In a February memo to employees, the company said it is paring down its divisions from seven to three and identified its food service operations as a model for how it wants to function.
Economist Tim Mescon said he is not surprised that Coca-Cola is still trimming staff three years after the company acquired the North American operations of Atlanta-based Coca-Cola Enterprises, the brand’s largest bottler. Coca-Cola paid $12.3 billion for the operations in 2010.
That acquisition added about 70,000 employees to the company’s payrolls, including staff who were doing similar jobs. Coca-Cola’s intent in buying CCE’s North American operations was to save money by reducing what it saw as inefficiencies in the bottling system.
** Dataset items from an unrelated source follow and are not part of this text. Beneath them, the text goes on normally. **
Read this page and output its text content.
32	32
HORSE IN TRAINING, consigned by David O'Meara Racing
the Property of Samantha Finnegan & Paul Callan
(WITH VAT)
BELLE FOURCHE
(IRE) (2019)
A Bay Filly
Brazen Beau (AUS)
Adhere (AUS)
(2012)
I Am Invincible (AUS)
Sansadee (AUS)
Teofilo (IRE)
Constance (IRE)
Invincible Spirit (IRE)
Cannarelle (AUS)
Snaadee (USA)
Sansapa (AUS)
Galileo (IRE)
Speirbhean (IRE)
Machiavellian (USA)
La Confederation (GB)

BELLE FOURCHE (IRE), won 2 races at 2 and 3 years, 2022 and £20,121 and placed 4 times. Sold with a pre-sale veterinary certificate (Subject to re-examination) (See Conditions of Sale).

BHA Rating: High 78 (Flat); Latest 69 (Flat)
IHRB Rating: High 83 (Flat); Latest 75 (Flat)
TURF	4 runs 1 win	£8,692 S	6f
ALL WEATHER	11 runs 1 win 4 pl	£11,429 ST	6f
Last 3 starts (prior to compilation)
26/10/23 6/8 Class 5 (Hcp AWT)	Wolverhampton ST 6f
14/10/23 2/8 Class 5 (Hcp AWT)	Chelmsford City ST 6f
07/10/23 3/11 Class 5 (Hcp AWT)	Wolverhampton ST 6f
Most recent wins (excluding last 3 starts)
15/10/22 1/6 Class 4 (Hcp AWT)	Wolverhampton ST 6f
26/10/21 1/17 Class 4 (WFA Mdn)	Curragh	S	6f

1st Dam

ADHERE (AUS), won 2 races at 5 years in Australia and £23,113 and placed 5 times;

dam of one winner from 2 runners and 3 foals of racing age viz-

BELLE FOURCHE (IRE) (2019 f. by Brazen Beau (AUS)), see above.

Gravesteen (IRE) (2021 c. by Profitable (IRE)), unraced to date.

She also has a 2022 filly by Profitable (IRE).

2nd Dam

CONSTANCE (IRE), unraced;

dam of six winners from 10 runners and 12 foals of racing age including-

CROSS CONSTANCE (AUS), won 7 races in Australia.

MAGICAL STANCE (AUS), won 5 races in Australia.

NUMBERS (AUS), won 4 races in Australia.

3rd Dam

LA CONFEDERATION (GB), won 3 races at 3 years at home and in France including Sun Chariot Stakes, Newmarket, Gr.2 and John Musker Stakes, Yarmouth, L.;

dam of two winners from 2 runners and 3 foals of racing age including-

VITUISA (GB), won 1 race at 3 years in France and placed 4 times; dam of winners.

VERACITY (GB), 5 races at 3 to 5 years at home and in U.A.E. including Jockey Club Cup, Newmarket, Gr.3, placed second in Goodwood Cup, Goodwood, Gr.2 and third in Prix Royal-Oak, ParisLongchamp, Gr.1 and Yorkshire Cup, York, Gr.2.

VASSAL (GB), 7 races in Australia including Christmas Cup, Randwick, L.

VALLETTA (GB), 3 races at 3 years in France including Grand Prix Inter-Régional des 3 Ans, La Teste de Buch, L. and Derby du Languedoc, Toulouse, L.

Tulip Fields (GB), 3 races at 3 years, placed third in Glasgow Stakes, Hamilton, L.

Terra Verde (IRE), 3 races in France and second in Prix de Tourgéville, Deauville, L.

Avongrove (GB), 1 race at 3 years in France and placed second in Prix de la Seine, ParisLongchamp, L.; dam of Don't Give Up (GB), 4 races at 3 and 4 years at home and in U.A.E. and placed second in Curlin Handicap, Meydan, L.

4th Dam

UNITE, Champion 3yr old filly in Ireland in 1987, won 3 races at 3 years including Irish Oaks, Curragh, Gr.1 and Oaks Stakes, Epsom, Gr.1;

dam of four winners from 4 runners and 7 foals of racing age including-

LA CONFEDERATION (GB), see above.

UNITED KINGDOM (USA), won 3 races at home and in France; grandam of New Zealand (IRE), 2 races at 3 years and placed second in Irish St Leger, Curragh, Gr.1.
“What we sometimes forget is that when companies are on an investment roll, they look for efficient ways to be more productive,” said Mescon, president of Columbus State University.
John Sicher, editor and publisher of Beverage Digest, said the changes appear to be modest. Sicher noted that sources told him the moves were about getting more Coca-Cola staffers in front of customers and that the reductions will not impact bottlers or service to customers.
But, he added, the changes could mean some facilities, including bottling plants, would be closed.
Though it is not directly related, Coca-Cola announced earlier this month that it was closing its Stockton Boulevard production plant in Sacramento, Calif. The plant employs 60 people, though a company spokesman told news agencies there that many could find jobs among the 250 openings the company has in the area.
Coca-Cola’s current cuts are far different from the company’s global restructuring in 2000, which resulted in 5,200 job eliminations.